For instance, look at the push several years ago to mandate ethanol additives to fuel. It seemed like a simple way to address climate change—make companies add fuel made from corn to lessen the amount of gasoline in each gallon going into the tank. But now environmentalists are seeing the unintended consequences—prairies being overtaken by cornfields as demand explodes; run-off polluting rivers; and the uncomfortable realization “that this alternative that we’ve been promoting is today worse than oil.”[M1] 

So how can you know if something’s a reasonable policy proposal versus an unrealistic slogan? One litmus test is whether those promoting it are actually walking the walk.

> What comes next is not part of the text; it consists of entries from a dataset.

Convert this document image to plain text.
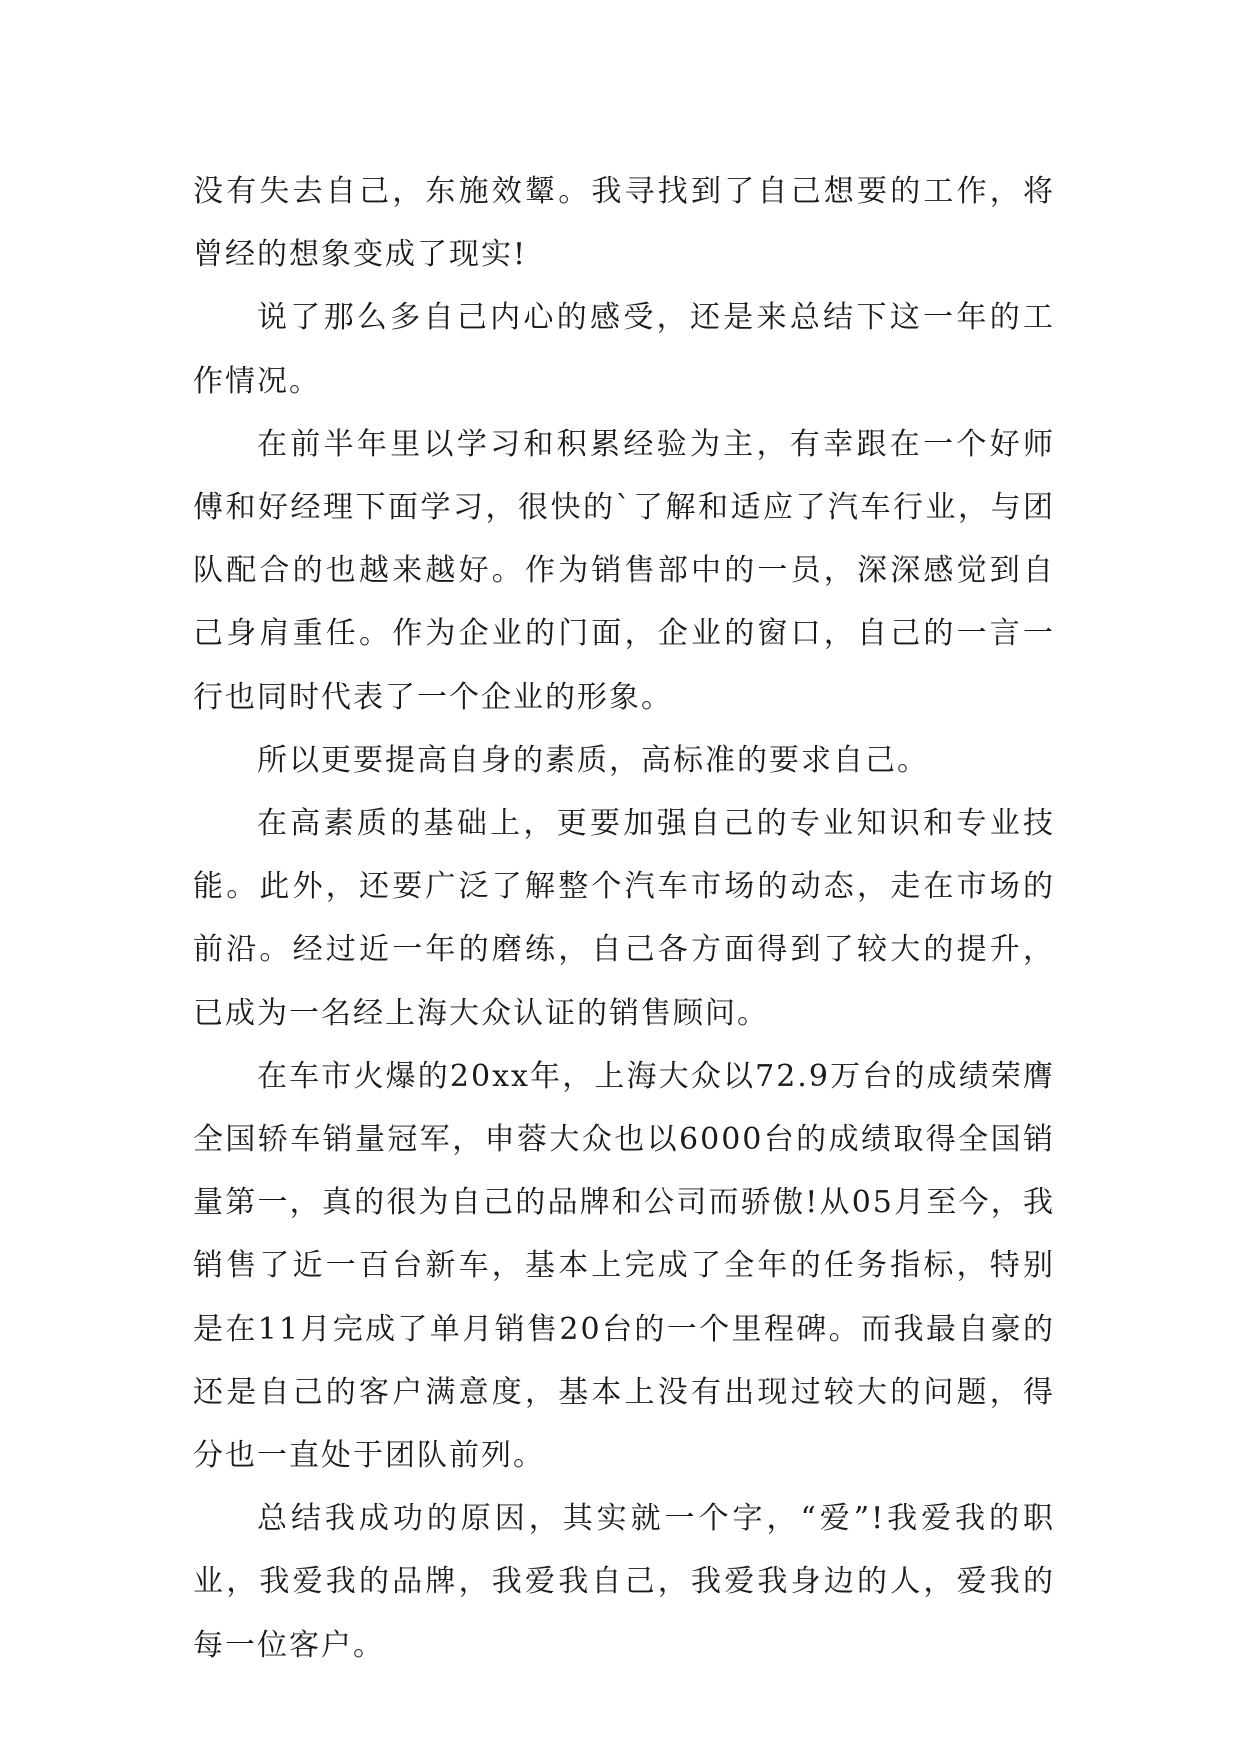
没有失去自己，东施效颦。我寻找到了自己想要的工作，将曾经的想象变成了现实!

说了那么多自己内心的感受，还是来总结下这一年的工作情况。

在前半年里以学习和积累经验为主，有幸跟在一个好师傅和好经理下面学习，很快的`了解和适应了汽车行业，与团队配合的也越来越好。作为销售部中的一员，深深感觉到自己身肩重任。作为企业的门面，企业的窗口，自己的一言一行也同时代表了一个企业的形象。

所以更要提高自身的素质，高标准的要求自己。

在高素质的基础上，更要加强自己的专业知识和专业技能。此外，还要广泛了解整个汽车市场的动态，走在市场的前沿。经过近一年的磨练，自己各方面得到了较大的提升，已成为一名经上海大众认证的销售顾问。

在车市火爆的20xx年，上海大众以72.9万台的成绩荣膺全国轿车销量冠军，申蓉大众也以6000台的成绩取得全国销量第一，真的很为自己的品牌和公司而骄傲!从05月至今，我销售了近一百台新车，基本上完成了全年的任务指标，特别是在11月完成了单月销售20台的一个里程碑。而我最自豪的还是自己的客户满意度，基本上没有出现过较大的问题，得分也一直处于团队前列。

总结我成功的原因，其实就一个字，“爱”!我爱我的职业，我爱我的品牌，我爱我自己，我爱我身边的人，爱我的每一位客户。
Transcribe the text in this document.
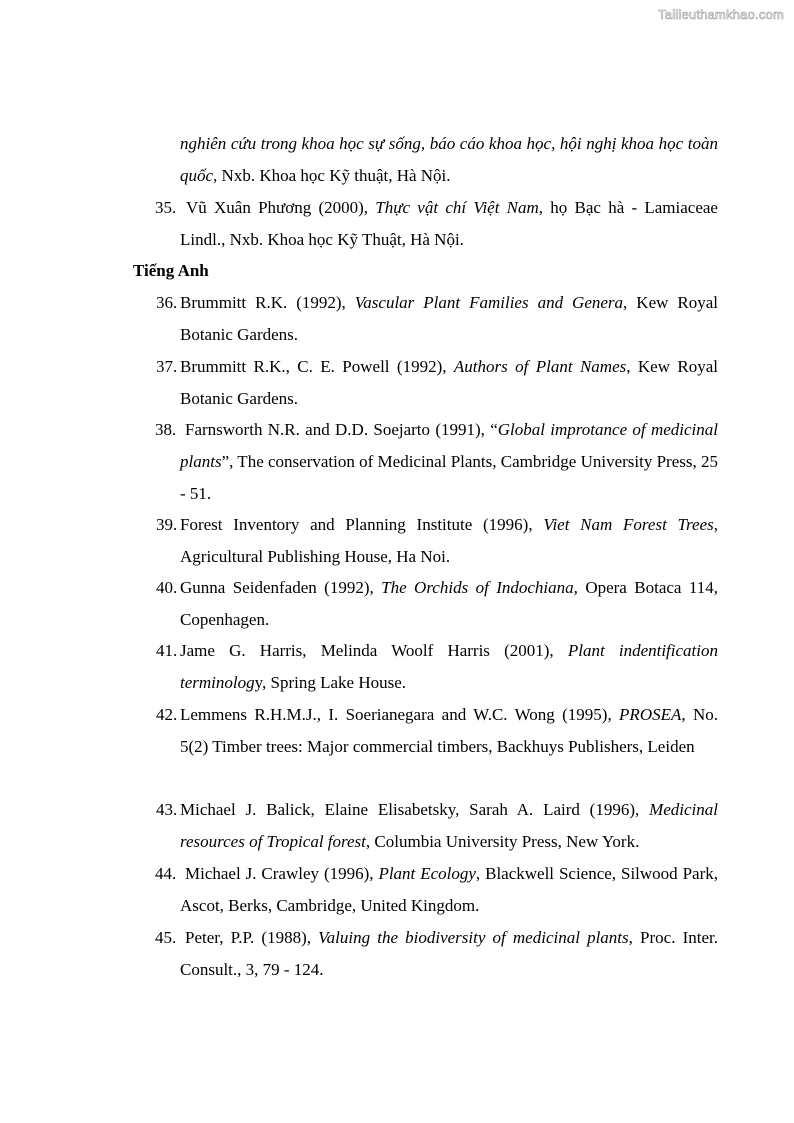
Tailieuthamkhao.com
nghiên cứu trong khoa học sự sống, báo cáo khoa học, hội nghị khoa học toàn quốc, Nxb. Khoa học Kỹ thuật, Hà Nội.
35. Vũ Xuân Phương (2000), Thực vật chí Việt Nam, họ Bạc hà - Lamiaceae Lindl., Nxb. Khoa học Kỹ Thuật, Hà Nội.
Tiếng Anh
36. Brummitt R.K. (1992), Vascular Plant Families and Genera, Kew Royal Botanic Gardens.
37. Brummitt R.K., C. E. Powell (1992), Authors of Plant Names, Kew Royal Botanic Gardens.
38. Farnsworth N.R. and D.D. Soejarto (1991), “Global improtance of medicinal plants”, The conservation of Medicinal Plants, Cambridge University Press, 25 - 51.
39. Forest Inventory and Planning Institute (1996), Viet Nam Forest Trees, Agricultural Publishing House, Ha Noi.
40. Gunna Seidenfaden (1992), The Orchids of Indochiana, Opera Botaca 114, Copenhagen.
41. Jame G. Harris, Melinda Woolf Harris (2001), Plant indentification terminology, Spring Lake House.
42. Lemmens R.H.M.J., I. Soerianegara and W.C. Wong (1995), PROSEA, No. 5(2) Timber trees: Major commercial timbers, Backhuys Publishers, Leiden
43. Michael J. Balick, Elaine Elisabetsky, Sarah A. Laird (1996), Medicinal resources of Tropical forest, Columbia University Press, New York.
44. Michael J. Crawley (1996), Plant Ecology, Blackwell Science, Silwood Park, Ascot, Berks, Cambridge, United Kingdom.
45. Peter, P.P. (1988), Valuing the biodiversity of medicinal plants, Proc. Inter. Consult., 3, 79 - 124.
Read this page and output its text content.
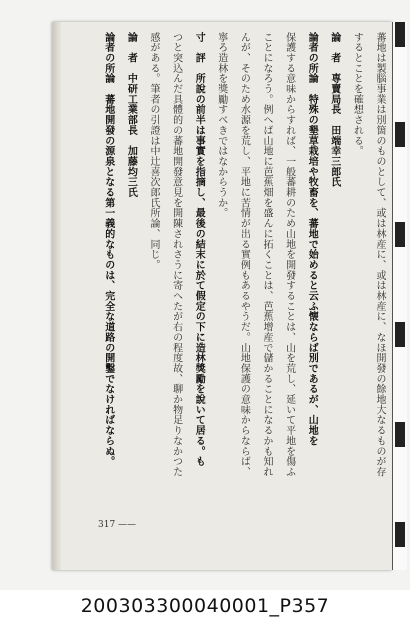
蕃地は製腦事業は別箇のものとして、或は林産に、或は林産に、なほ開發の餘地大なるものが存
するとことを確想される。
論　者　専賣局長　田端幸三郎氏
論者の所論　特殊の墾草栽培や牧畜を、蕃地で始めると云ふ懐ならば別であるが、山地を
保護する意味からすれば、一般蕃耕のため山地を開發することは、山を荒し、延いて平地を傷ふ
ことになろう。例へば山地に芭蕉畑を盛んに拓くことは、芭蕉增産で儲かることになるかも知れ
んが、そのため水源を荒し、平地に苦情が出る實例もあるやうだ。山地保護の意味からならば、
寧ろ造林を獎勵すべきではなからうか。
寸　評　所說の前半は事實を指摘し、最後の結末に於て假定の下に造林獎勵を說いて居る。も
つと突込んだ具體的の蕃地開發意見を開陳されさうに寄へたが右の程度故、聊か物足りなかつた
感がある。筆者の引證は中辻喜次郎氏所論、同じ。
論　者　中研工業部長　加藤均三氏
論者の所論　蕃地開發の源泉となる第一義的なものは、完全な道路の開鑿でなければならぬ。
317 ——
200303300040001_P357
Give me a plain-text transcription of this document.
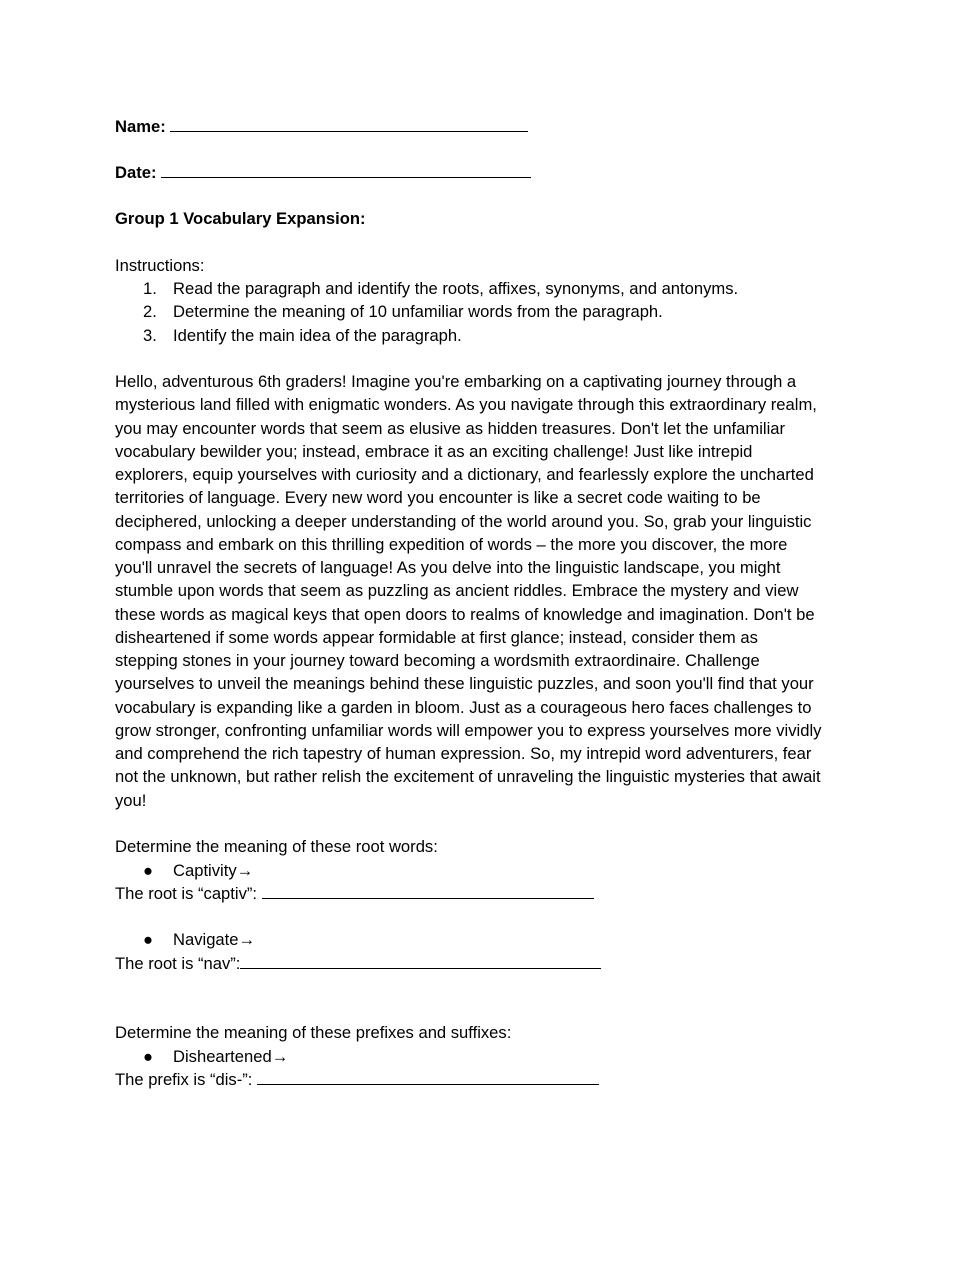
Name:
Date:
Group 1 Vocabulary Expansion:
Instructions:
1. Read the paragraph and identify the roots, affixes, synonyms, and antonyms.
2. Determine the meaning of 10 unfamiliar words from the paragraph.
3. Identify the main idea of the paragraph.
Hello, adventurous 6th graders! Imagine you're embarking on a captivating journey through a
mysterious land filled with enigmatic wonders. As you navigate through this extraordinary realm,
you may encounter words that seem as elusive as hidden treasures. Don't let the unfamiliar
vocabulary bewilder you; instead, embrace it as an exciting challenge! Just like intrepid
explorers, equip yourselves with curiosity and a dictionary, and fearlessly explore the uncharted
territories of language. Every new word you encounter is like a secret code waiting to be
deciphered, unlocking a deeper understanding of the world around you. So, grab your linguistic
compass and embark on this thrilling expedition of words – the more you discover, the more
you'll unravel the secrets of language! As you delve into the linguistic landscape, you might
stumble upon words that seem as puzzling as ancient riddles. Embrace the mystery and view
these words as magical keys that open doors to realms of knowledge and imagination. Don't be
disheartened if some words appear formidable at first glance; instead, consider them as
stepping stones in your journey toward becoming a wordsmith extraordinaire. Challenge
yourselves to unveil the meanings behind these linguistic puzzles, and soon you'll find that your
vocabulary is expanding like a garden in bloom. Just as a courageous hero faces challenges to
grow stronger, confronting unfamiliar words will empower you to express yourselves more vividly
and comprehend the rich tapestry of human expression. So, my intrepid word adventurers, fear
not the unknown, but rather relish the excitement of unraveling the linguistic mysteries that await
you!
Determine the meaning of these root words:
● Captivity→
The root is “captiv”:
● Navigate→
The root is “nav”:
Determine the meaning of these prefixes and suffixes:
● Disheartened→
The prefix is “dis-”:
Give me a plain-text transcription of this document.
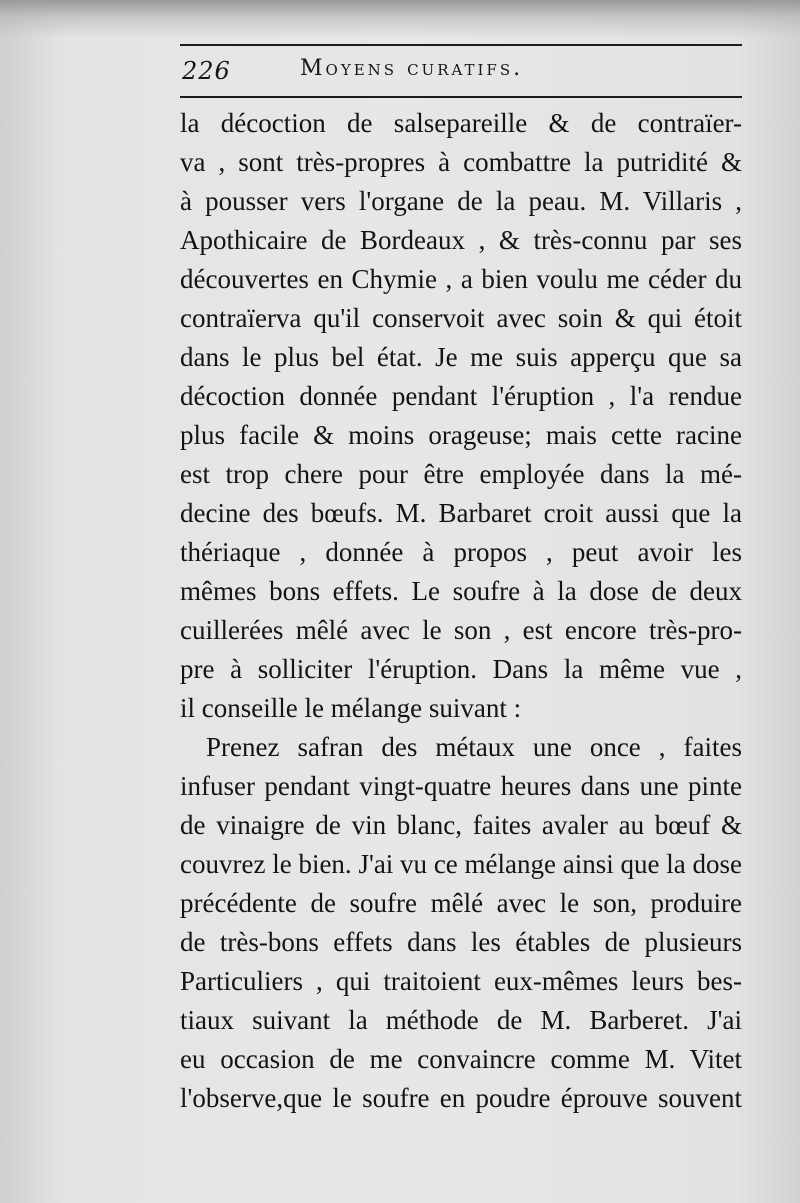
226	Moyens curatifs.
la décoction de salsepareille & de contraïer-
va , sont très-propres à combattre la putridité &
à pousser vers l'organe de la peau. M. Villaris ,
Apothicaire de Bordeaux , & très-connu par ses
découvertes en Chymie , a bien voulu me céder du
contraïerva qu'il conservoit avec soin & qui étoit
dans le plus bel état. Je me suis apperçu que sa
décoction donnée pendant l'éruption , l'a rendue
plus facile & moins orageuse; mais cette racine
est trop chere pour être employée dans la mé-
decine des bœufs. M. Barbaret croit aussi que la
thériaque , donnée à propos , peut avoir les
mêmes bons effets. Le soufre à la dose de deux
cuillerées mêlé avec le son , est encore très-pro-
pre à solliciter l'éruption. Dans la même vue ,
il conseille le mélange suivant :
Prenez safran des métaux une once , faites
infuser pendant vingt-quatre heures dans une pinte
de vinaigre de vin blanc, faites avaler au bœuf &
couvrez le bien. J'ai vu ce mélange ainsi que la dose
précédente de soufre mêlé avec le son, produire
de très-bons effets dans les étables de plusieurs
Particuliers , qui traitoient eux-mêmes leurs bes-
tiaux suivant la méthode de M. Barberet. J'ai
eu occasion de me convaincre comme M. Vitet
l'observe,que le soufre en poudre éprouve souvent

In this case, the activists pushing hysterically for the need to "Keep It in the Ground" don't themselves eschew the oil and natural gas products that they claim are ruining the earth.

If they truly believe that, then why do they continue to profit from using oil and natural gas products? We're not just talking about the fuel they burn driving and flying to their protests, but also the products derived from oil and gas that they use every day.

Such as …

  • The computers they use to rally the troops
  • The phones they use to record their protests
  • The markers they use to make their signs
  • The pens they use to gather signatures
  • The clothes and shoes they wear to the protests
  • Even the satellites that provide the GPS system they need to find directions to the next divestment “action” (or play Pokemon Go)

The truth is that they can't "divest" themselves from oil and gas products because it's nearly impossible to live in the modern world without such products.



I’ve heard that traditional fuel companies are no longer good investments, because much of their supply will become “stranded assets.”

This argument has been put forth as a way to counter an uncomfortable truth: divesting from oil and natural gas stocks is a terrible financial decision. It costs portfolios money both in trying to disentangle fuel stocks from other stocks and in lost income from a traditional “blue-chip” industry.

But if you want to talk about stranded assets, consider what would happen if the divestment campaign succeeded oil and natural gas were truly persecuted to the point of not being able to keep up with demand:

  • Apple would be left with empty factories and unpaid workers, since iPhones and iPads depend upon petrochemicals to function
  • Airlines would have jets rusting on the runways, unable to fly without the jet fuel that carries millions of Americans across the country—and around the world—each year
  • FedEx and UPS would have fleets of unused trucks if they lacked gasoline
  • Farmers’ crops would rot in the field without the fertilizers, irrigation systems, and harvesting machines that make America such an efficient food-producing nation.